Simbios Talk by Anthony Sherbondy, Stanford University, November 1, 2006

Title: In vivo measurement of anisotropic tissue microstructure arrangement using most likely connections through diffusion imaging data

Abstract:
Diffusion imaging coupled with fiber tractography (DFT) measures the course of fibers through living tissue.  These measurements have been demonstrated for fascicles or bundles of fibrous cells within central nervous tissue, cardiac muscle and skeletal muscle.  Despite the success of current DFT methods, many limitations still exist.  Our work focuses on a unique application of DFT in which we are confident that two anatomical regions are connected and we wish to use DFT to identify the most likely pathways between these regions.

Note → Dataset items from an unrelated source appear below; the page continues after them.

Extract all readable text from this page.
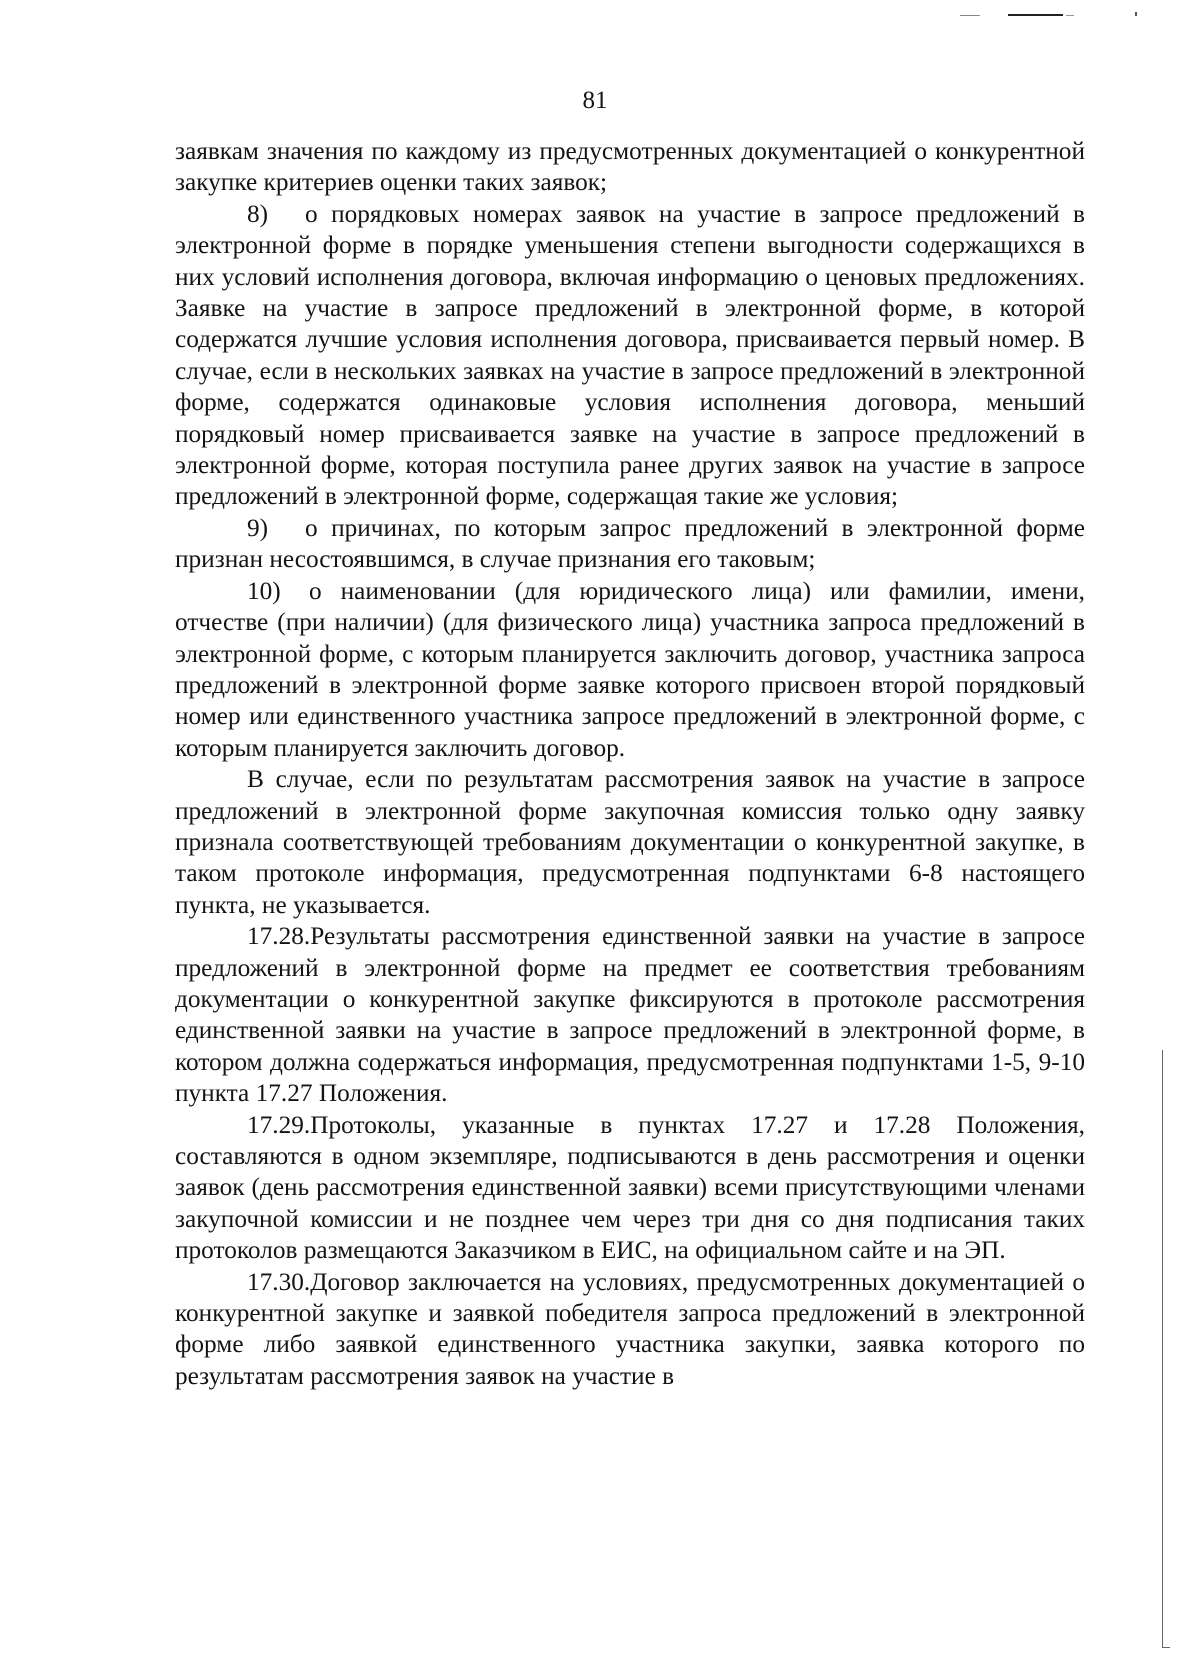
81

заявкам значения по каждому из предусмотренных документацией о конкурентной закупке критериев оценки таких заявок;

8) о порядковых номерах заявок на участие в запросе предложений в электронной форме в порядке уменьшения степени выгодности содержащихся в них условий исполнения договора, включая информацию о ценовых предложениях. Заявке на участие в запросе предложений в электронной форме, в которой содержатся лучшие условия исполнения договора, присваивается первый номер. В случае, если в нескольких заявках на участие в запросе предложений в электронной форме, содержатся одинаковые условия исполнения договора, меньший порядковый номер присваивается заявке на участие в запросе предложений в электронной форме, которая поступила ранее других заявок на участие в запросе предложений в электронной форме, содержащая такие же условия;

9) о причинах, по которым запрос предложений в электронной форме признан несостоявшимся, в случае признания его таковым;

10) о наименовании (для юридического лица) или фамилии, имени, отчестве (при наличии) (для физического лица) участника запроса предложений в электронной форме, с которым планируется заключить договор, участника запроса предложений в электронной форме заявке которого присвоен второй порядковый номер или единственного участника запросе предложений в электронной форме, с которым планируется заключить договор.

В случае, если по результатам рассмотрения заявок на участие в запросе предложений в электронной форме закупочная комиссия только одну заявку признала соответствующей требованиям документации о конкурентной закупке, в таком протоколе информация, предусмотренная подпунктами 6-8 настоящего пункта, не указывается.

17.28.Результаты рассмотрения единственной заявки на участие в запросе предложений в электронной форме на предмет ее соответствия требованиям документации о конкурентной закупке фиксируются в протоколе рассмотрения единственной заявки на участие в запросе предложений в электронной форме, в котором должна содержаться информация, предусмотренная подпунктами 1-5, 9-10 пункта 17.27 Положения.

17.29.Протоколы, указанные в пунктах 17.27 и 17.28 Положения, составляются в одном экземпляре, подписываются в день рассмотрения и оценки заявок (день рассмотрения единственной заявки) всеми присутствующими членами закупочной комиссии и не позднее чем через три дня со дня подписания таких протоколов размещаются Заказчиком в ЕИС, на официальном сайте и на ЭП.

17.30.Договор заключается на условиях, предусмотренных документацией о конкурентной закупке и заявкой победителя запроса предложений в электронной форме либо заявкой единственного участника закупки, заявка которого по результатам рассмотрения заявок на участие в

For instance, in brain tissue we may know that homologous visual areas on both hemispheres of cortex have a direct connection or with muscle we may know the origin and insertion  locations and simply want to explore the most likely connections between these regions.  We introduce a probabilistic DFT algorithm (MetroTrac) to achieve this goal. We introduce the algorithm in three parts: a scoring procedure to measure the likelihood of a pathway, a sampler to systematically explore the set of possible pathways, and an inferential step that specifies how the sampled pathways can be used to derive a conclusion.  Our approach is demonstrated with multiple human brain cases as well as lower extremity muscles for one human subject.